Reference: “Rapid cloud removal of dimethyl sulfide oxidation products limits SO and cloud condensation nuclei production in the marine atmosphere” Gordon A. Novak, Charles H. Fite, Christopher D. Holmes, Patrick R. Veres, J. Andrew Neuman, Ian Faloona, Joel A. Thornton, Glenn M. Wolfe, Michael P. Vermeuel, Christopher M. Jernigan, Jeff Peischl, Thomas B. Ryerson, Chelsea R. Thompson, Ilann Bourgeois, Carsten Warneke, Georgios I. Gkatzelis, Mathew M. Coggon, Kanako Sekimoto, T. Paul Bui, Jonathan Dean-Day, Glenn S. Diskin, Joshua P. DiGangi, John B. Nowak, Richard H. Moore, Elizabeth B. Wiggins, Edward L. Winstead, Claire Robinson, K. Lee Thornhill, Kevin J. Sanchez, Samuel R. Hall, Kirk Ullmann, Maximilian Dollner, Bernadett Weinzierl, Donald R. Blake and Timothy H. Bertram, 11 October 2021, Proceedings of the National Academy of Sciences.
This work was supported in part by the National Science Foundation (grants GEO AGS 1822420 and CHE 1801971), NASA (grants 80NSSC19K1368 and NNX16AI57G) and the U.S. Department of Agriculture (grant CA-D-LAW-2481-H).
What does the sulfuric acid do to the pH of the cloud droplets? Is the concentration of sulfuric acid high enough to depress the freezing point significantly?
It is interesting that a previous article suggests [ https://scitechdaily.com/researchers-explore-ocean-microbes-role-in-global-scale-climate-processes/ ] that DMS production might be 50 times what this recent research suggests. It also states, “DMSP is a major nutrient source for bacteria, … It satisfies up to 95 percent of bacterial sulfur demand and up to 15 percent of bacterial carbon demand in the ocean.” This has implications for the forecast for reduced pH (Inappropriately called “Ocean Acidification.”) Nowhere have I seen the role of DMSP taken into account in pH reduction forecasts.
Very interesting research.
Now that we have figured out one of reasons for what appears to inhabit Cloud formation, maybe, it can be turned into useful technology.
Many nations are highly dependent on monsoons for water source and agriculture (like India).
The global water shortage problem caused by global warming is amenable to a technological solution once we know how to use the oceans to encourage Cloud formation and also seeding clouds as per necessary requirements of the population living on the continental shelf.
Can also be used to replenish the Extremely low levels of Ground water all across the Globe including rivers which have disappeared underground.

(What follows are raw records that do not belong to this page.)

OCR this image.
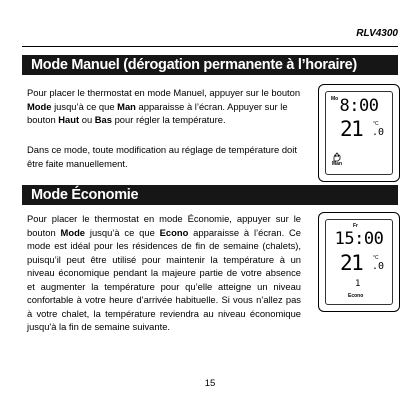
RLV4300
Mode Manuel (dérogation permanente à l’horaire)

Pour placer le thermostat en mode Manuel, appuyer sur le bouton Mode jusqu’à ce que Man apparaisse à l’écran. Appuyer sur le bouton Haut ou Bas pour régler la température.

Dans ce mode, toute modification au réglage de température doit être faite manuellement.

Mo 8:00
21 °C
.0
Man
Mode Économie

Pour placer le thermostat en mode Économie, appuyer sur le bouton Mode jusqu’à ce que Econo apparaisse à l’écran. Ce mode est idéal pour les résidences de fin de semaine (chalets), puisqu’il peut être utilisé pour maintenir la température à un niveau économique pendant la majeure partie de votre absence et augmenter la température pour qu’elle atteigne un niveau confortable à votre heure d’arrivée habituelle. Si vous n’allez pas à votre chalet, la température reviendra au niveau économique jusqu'à la fin de semaine suivante.

Fr
15:00
21 °C
.0
1
Econo
15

This is extremely important for agricultural states like IOWA,
Kansas and many other States in USA and all parts of the Globe in other Nations which provide populations with their daily bread🍞. After all the Farmers of Iowa taught us the importance of Scientific Agricultural practices ( Norman Borlaug) and fed the starving poor through the PL 480 program by shipping food stocks to us.

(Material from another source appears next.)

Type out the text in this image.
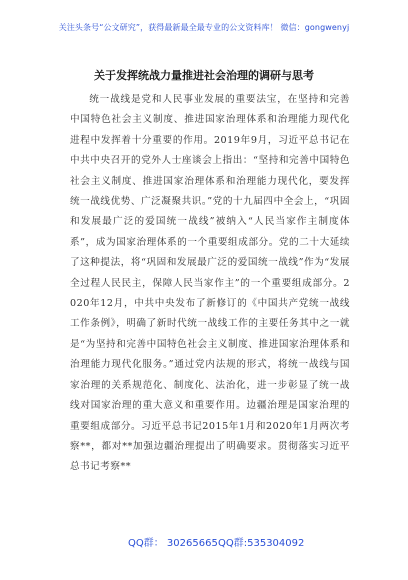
关注头条号“公文研究”，获得最新最全最专业的公文资料库！ 微信：gongwenyj
关于发挥统战力量推进社会治理的调研与思考

统一战线是党和人民事业发展的重要法宝，在坚持和完善中国特色社会主义制度、推进国家治理体系和治理能力现代化进程中发挥着十分重要的作用。2019年9月，习近平总书记在中共中央召开的党外人士座谈会上指出：“坚持和完善中国特色社会主义制度、推进国家治理体系和治理能力现代化，要发挥统一战线优势、广泛凝聚共识。”党的十九届四中全会上，“巩固和发展最广泛的爱国统一战线”被纳入“人民当家作主制度体系”，成为国家治理体系的一个重要组成部分。党的二十大延续了这种提法，将“巩固和发展最广泛的爱国统一战线”作为“发展全过程人民民主，保障人民当家作主”的一个重要组成部分。2020年12月，中共中央发布了新修订的《中国共产党统一战线工作条例》，明确了新时代统一战线工作的主要任务其中之一就是“为坚持和完善中国特色社会主义制度、推进国家治理体系和治理能力现代化服务。”通过党内法规的形式，将统一战线与国家治理的关系规范化、制度化、法治化，进一步彰显了统一战线对国家治理的重大意义和重要作用。边疆治理是国家治理的重要组成部分。习近平总书记2015年1月和2020年1月两次考察**，都对**加强边疆治理提出了明确要求。贯彻落实习近平总书记考察**

QQ群： 30265665 QQ群:535304092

Investment in development of such technologies by the private and public sector organisation’s and making it available at affordable prices to people worldwide can yield unexpected dividends beyond food production to feed the Hungry in the world like:
(1) replenishing the alarmingly falling water table
(2) Ending endless Armed conflict plaguing humanity and anticipated future water wars.

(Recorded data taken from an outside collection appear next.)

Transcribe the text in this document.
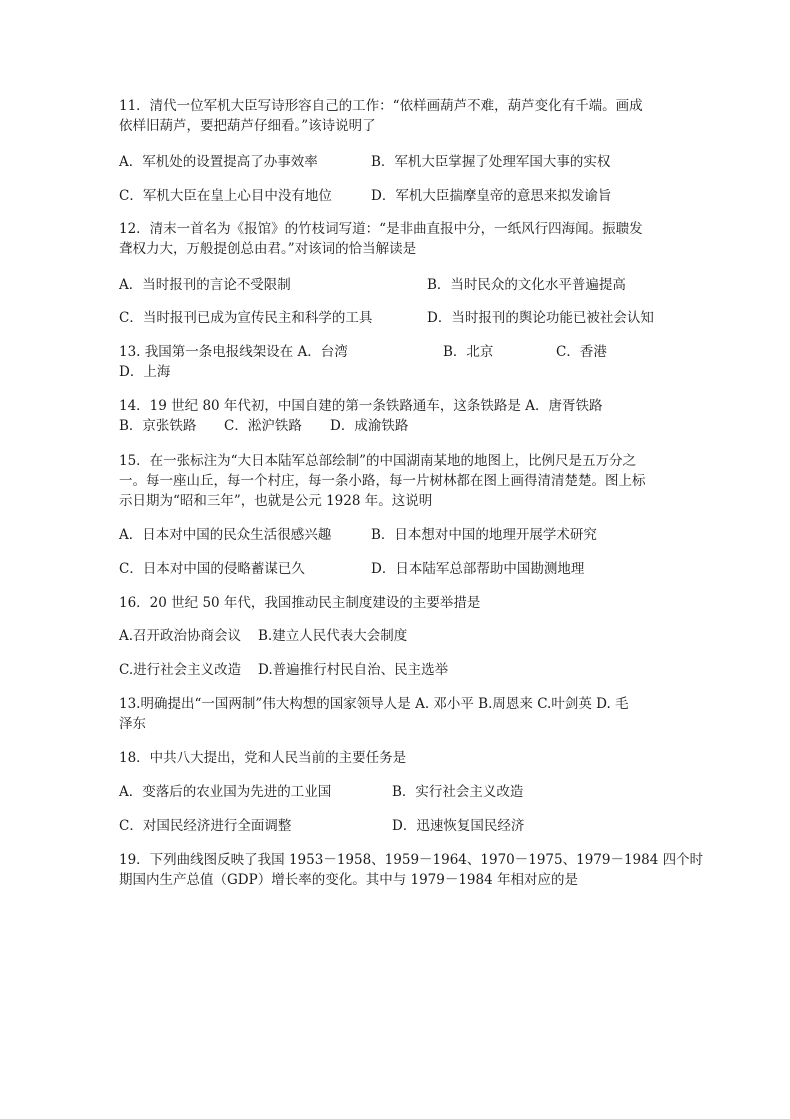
11．清代一位军机大臣写诗形容自己的工作：“依样画葫芦不难，葫芦变化有千端。画成
依样旧葫芦，要把葫芦仔细看。”该诗说明了
A．军机处的设置提高了办事效率	B．军机大臣掌握了处理军国大事的实权
C．军机大臣在皇上心目中没有地位	D．军机大臣揣摩皇帝的意思来拟发谕旨
12．清末一首名为《报馆》的竹枝词写道：“是非曲直报中分，一纸风行四海闻。振聩发
聋权力大，万般提创总由君。”对该词的恰当解读是
A．当时报刊的言论不受限制	B．当时民众的文化水平普遍提高
C．当时报刊已成为宣传民主和科学的工具	D．当时报刊的舆论功能已被社会认知
13. 我国第一条电报线架设在 A．台湾	B．北京	C．香港
D．上海
14．19 世纪 80 年代初，中国自建的第一条铁路通车，这条铁路是 A．唐胥铁路
B．京张铁路 C．淞沪铁路 D．成渝铁路
15．在一张标注为“大日本陆军总部绘制”的中国湖南某地的地图上，比例尺是五万分之
一。每一座山丘，每一个村庄，每一条小路，每一片树林都在图上画得清清楚楚。图上标
示日期为“昭和三年”，也就是公元 1928 年。这说明
A．日本对中国的民众生活很感兴趣	B．日本想对中国的地理开展学术研究
C．日本对中国的侵略蓄谋已久	D．日本陆军总部帮助中国勘测地理
16．20 世纪 50 年代，我国推动民主制度建设的主要举措是
A.召开政治协商会议 B.建立人民代表大会制度
C.进行社会主义改造 D.普遍推行村民自治、民主选举
13.明确提出“一国两制”伟大构想的国家领导人是 A. 邓小平 B.周恩来 C.叶剑英 D. 毛
泽东
18．中共八大提出，党和人民当前的主要任务是
A．变落后的农业国为先进的工业国	B．实行社会主义改造
C．对国民经济进行全面调整	D．迅速恢复国民经济
19．下列曲线图反映了我国 1953－1958、1959－1964、1970－1975、1979－1984 四个时
期国内生产总值（GDP）增长率的变化。其中与 1979－1984 年相对应的是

(3) Countering the effects of El Nino thanks to which millions of Children across the Globe went to bed Hungry last night.
Views expressed are personal and not binding on anyone.
“(2) Ending endless Armed conflict plaguing humanity …”
Are you running for the title of Miss Congeniality? Just how do you propose ending war? The UN was founded to try to do just that. Its solution has been armed conflict called a “police action” to stop armed conflict. It takes more than just expressing a desire for “World Peace” to achieve it. Are you suggesting that more water is all it takes?